If you ever wonder how important it is to train employees and supervisors about sexual harassment and to engage in active prevention of that conduct, check out what happened to the IHOP owner who clearly didn’t address the issue with employees. The owner of two IHOP restaurants in southern Illinois has agreed to pay $875,000 to 12 employees and former employees who claimed that two managers and three cooks sexually harassed or assaulted them. The franchisee also agreed to fire the alleged perpetrators.
A U.S. District Judge in East St. Louis approved a consent decree between the EEOC, which brought the suit on behalf of the employees, and 2098 Restaurant Group LLC, which denied any wrongdoing.
The commission said the manager of an IHOP in Glen Carbon had made inappropriate comments to several female employees and assaulted at least two of them, including a manager holding a steak knife to a waitress' throat after she rejected him, and on another occasion he tried to trap a worker in his office, according to the EEOC’s lawsuit.
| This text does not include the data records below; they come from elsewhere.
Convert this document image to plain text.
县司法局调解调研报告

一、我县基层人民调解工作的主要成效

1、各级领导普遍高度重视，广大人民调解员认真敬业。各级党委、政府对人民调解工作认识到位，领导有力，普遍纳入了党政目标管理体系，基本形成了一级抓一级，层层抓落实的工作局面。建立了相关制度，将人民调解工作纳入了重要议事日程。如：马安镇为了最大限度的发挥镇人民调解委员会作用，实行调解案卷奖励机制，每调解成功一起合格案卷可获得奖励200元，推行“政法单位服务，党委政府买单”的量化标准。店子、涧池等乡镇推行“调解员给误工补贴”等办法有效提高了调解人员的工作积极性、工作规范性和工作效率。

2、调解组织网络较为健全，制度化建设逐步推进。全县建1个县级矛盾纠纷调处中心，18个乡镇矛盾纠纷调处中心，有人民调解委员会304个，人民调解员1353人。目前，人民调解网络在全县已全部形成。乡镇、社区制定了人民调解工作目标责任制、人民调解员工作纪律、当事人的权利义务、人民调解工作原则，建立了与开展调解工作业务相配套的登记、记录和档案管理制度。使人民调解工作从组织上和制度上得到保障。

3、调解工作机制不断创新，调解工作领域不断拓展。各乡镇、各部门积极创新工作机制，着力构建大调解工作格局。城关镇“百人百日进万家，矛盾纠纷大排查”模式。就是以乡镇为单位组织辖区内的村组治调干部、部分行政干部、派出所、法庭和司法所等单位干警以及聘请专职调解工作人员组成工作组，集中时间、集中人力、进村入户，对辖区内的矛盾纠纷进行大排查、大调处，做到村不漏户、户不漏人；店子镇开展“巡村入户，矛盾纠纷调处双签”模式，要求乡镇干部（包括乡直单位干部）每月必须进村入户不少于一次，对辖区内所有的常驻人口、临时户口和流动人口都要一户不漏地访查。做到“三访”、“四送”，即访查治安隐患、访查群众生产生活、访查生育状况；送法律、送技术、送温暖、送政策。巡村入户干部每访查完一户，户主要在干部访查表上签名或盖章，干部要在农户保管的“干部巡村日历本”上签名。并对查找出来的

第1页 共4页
Additionally, the agency alleged that the three cooks also harassed waitresses and routinely groped and propositioned them. The lawsuit also claimed that some of the waitresses were fired or demoted after they complained to IHOP's corporate offices. In the same lawsuit, the agency also alleged that a manager of the Alton restaurant harassed a male employee.
The EEOC will file a lawsuit on behalf of employees if the result of its investigation of the employees’ charge reveals that evidence exists of unlawful behavior by the employer. In this case, a few ounces of prevention in the form of training and enforcement of policies would have saved this franchise owner a whole lot of money.